Welcome to the roundup of notable coverage and announcements from the Niskanen Center for the week of Friday, August 7.

Niskanen Center president, Jerry Taylor, was featured in an op-ed by New York Times columnist Thomas Friedman. In his column, Friedman argues for the GOP to return to center-right policies on immigration, infrastructure, and climate. He cites the Niskanen Center’s climate policy work, specifically Mr. Taylor’s recent paper in which he argues that Republicans should embrace a carbon tax as a means to address climate change and as replacement for burdensome EPA regulations.

CLIMATE

David Bookbinder was cited in the National Journal, discussing President Obama’s new Environmental Protection Agency Clean Power Plan, and the viability of state carbon taxes as a market-based compliance option.

In an article for ClimateWire recapping the first Republican presidential candidate debate, Evan Lehmann quotes Sarah Hunt:

Hours before the debate, some conservative advocates had sober expectations about the way the candidates might handle questions about climate change.

Zesty attacks against the Clean Power Plan would be welcome but denying the facts of warming by saying “I’m not a scientist” is a step backward, said Sarah Hunt, an energy policy analyst at the Niskanen Center, a libertarian think tank that supports taxing carbon dioxide.

“It’s a dodge, and something a serious candidate should not do at the expense of intelligent debate on an important issue of public policy,” she said. “Conversely, I’ll be ecstatic if one of the candidates decides to go beyond the usual rhetoric by acknowledging man-made climate change and the power of the free market as a solution.”

David Bookbinder was featured in an article on Investors.com discussing President Obama’s Clean Power Plan and the difficulties ahead with state compliance. The article discusses the immediate challenges that were raised after the announcement of the plan. In the article, Mr. Bookbinder argues that states like Kentucky, which is one of the most vocal in its opposition, might not have that many options to challenge the plan because the EPA has a model to fit any state that does not comply.

IMMIGRATION

For the Foundation for Economic Education, David Bier wrote about the enormous difficulty people have immigrating to the United States. With the exception of families or refugees, Mr. Bier argues that it is virtually impossible to immigrate to the U.S. Mr. Bier also argues that this level of difficulty only serves to harm the interests of the United States.

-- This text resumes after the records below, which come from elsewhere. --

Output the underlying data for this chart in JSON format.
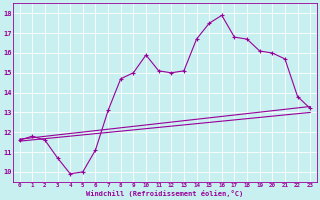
{
  "xlabel": "Windchill (Refroidissement éolien,°C)",
  "bg_color": "#c8f0f0",
  "line_color": "#990099",
  "grid_color": "#ffffff",
  "xlim": [
    -0.5,
    23.5
  ],
  "ylim": [
    9.5,
    18.5
  ],
  "xticks": [
    0,
    1,
    2,
    3,
    4,
    5,
    6,
    7,
    8,
    9,
    10,
    11,
    12,
    13,
    14,
    15,
    16,
    17,
    18,
    19,
    20,
    21,
    22,
    23
  ],
  "yticks": [
    10,
    11,
    12,
    13,
    14,
    15,
    16,
    17,
    18
  ],
  "line1_x": [
    0,
    1,
    2,
    3,
    4,
    5,
    6,
    7,
    8,
    9,
    10,
    11,
    12,
    13,
    14,
    15,
    16,
    17,
    18,
    19,
    20,
    21,
    22,
    23
  ],
  "line1_y": [
    11.6,
    11.8,
    11.6,
    10.7,
    9.9,
    10.0,
    11.1,
    13.1,
    14.7,
    15.0,
    15.9,
    15.1,
    15.0,
    15.1,
    16.7,
    17.5,
    17.9,
    16.8,
    16.7,
    16.1,
    16.0,
    15.7,
    13.8,
    13.2
  ],
  "line2_x": [
    0,
    23
  ],
  "line2_y": [
    11.65,
    13.3
  ],
  "line3_x": [
    0,
    23
  ],
  "line3_y": [
    11.55,
    13.0
  ]
}
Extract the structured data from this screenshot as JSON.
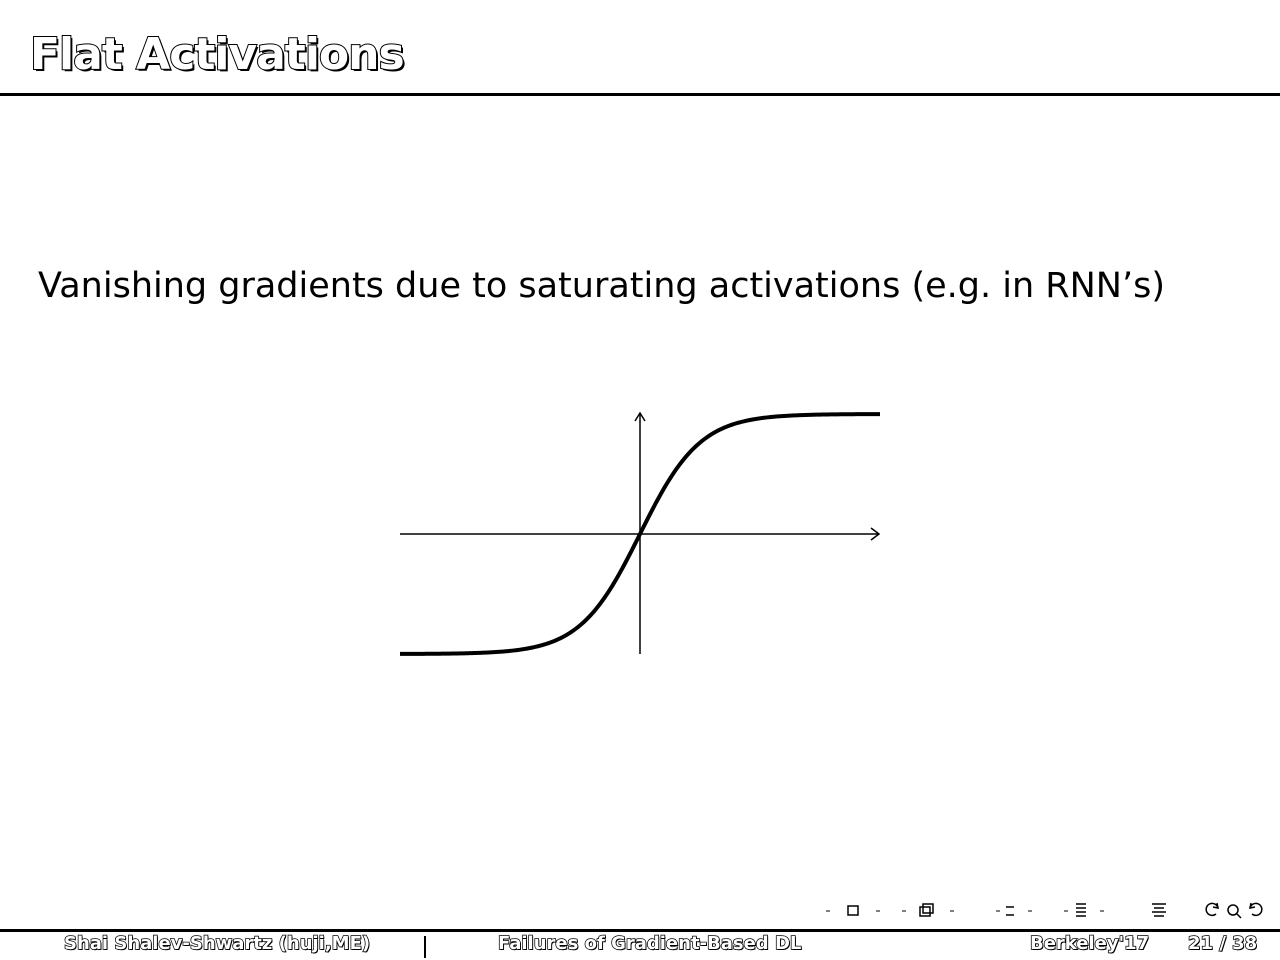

In another article for the Foundation for Economic Education, Niskanen Center’s Matthew La Corte writes about the need to overhaul and to simplify the Special Immigrant Visa (SIV) program in the United States. The SIV is designed to help interpreters in Iraq and Afghanistan come to the United States for protection. Currently, the system is fraught with bureaucracy and makes it all too difficult for people who worked with the United States during times of war to get the protection they deserve.